Natalii L., mojej dzielnej przyjaciółce uchodźczyni, i jej dwóm kotkom, też bardzo dzielnym

Kwitnąca wiśnia na podwórku w Buczy, ukochane drzewo pani Lidii
fot. archiwum rodzinne pani Lidii

Stare drzewa się przesadza, wbrew porzekadłu. Najtrudniej podobno jest ze starą sosną – ten gatunek często się nie przyjmuje i obumiera.

Z Ukrainy uciekło wiele kobiet w wieku emerytalnym i zbliżających się do niego1. Obrały różne strategie zakorzenienia się w mieście, w którym schroniły się przed wojną.
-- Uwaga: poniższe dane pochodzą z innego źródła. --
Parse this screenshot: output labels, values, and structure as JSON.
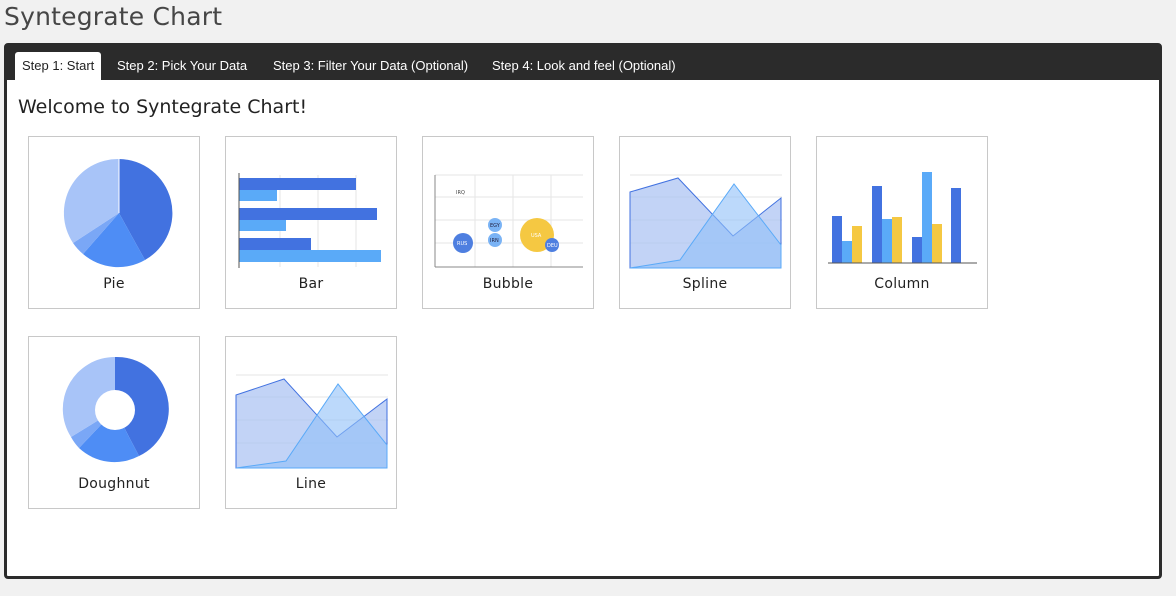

Zdarzają się w tej grupie stare przesadzone sosny. Zamierają. Nie chcą wychodzić z domu, poznawać ludzi i miasta. Gdyby nie dołączyły do córek i wnuków, zapewne by tu nie przyjechały.

Inne budują w nowym miejscu sieć relacji opartych na wspólnym doświadczeniu uchodźstwa, niczym kolonie drzew połączonych wspólnym systemem korzeniowym. Starsze kobiety z różnych zakątków Ukrainy w ojczyźnie pewnie nigdy by się spotkały, ale tu, w nowym miejscu, lubią dzielić się przemyśleniami na temat podobieństwa Krakowa do Odessy, Kijowa czy Dniepra. Od razu dodają opowieść o tym, co tam jest unikalnego, czego ani tu, ani nigdzie indziej nie znajdziesz. Snują wspomnienia: co rośnie w ich ogrodzie, jakie przetwory robią co roku, nawet jeśli ogrodu ani kuchni już nie ma. Starają się sobie nawzajem pomagać, doradzać. Te, które zdążyły poznać miasto, prowadzą dokąd trzeba: do urzędu, lekarza, domu kultury. Słuchają nawzajem swoich opowieści, zaczynających się w dzieciństwie, jeszcze w głębokim ZSRR. Nie korzystają z internetu lub mu nie ufają, za sprawdzone źródło praktycznej wiedzy o nowym miejscu do życia uważają inne uchodźczynie, mocniej w nim osadzone. Ich korzenie łączą się pod warstwą codziennych trosk i tęsknot. Przesadzone drzewa powoli wrastają w nową glebę.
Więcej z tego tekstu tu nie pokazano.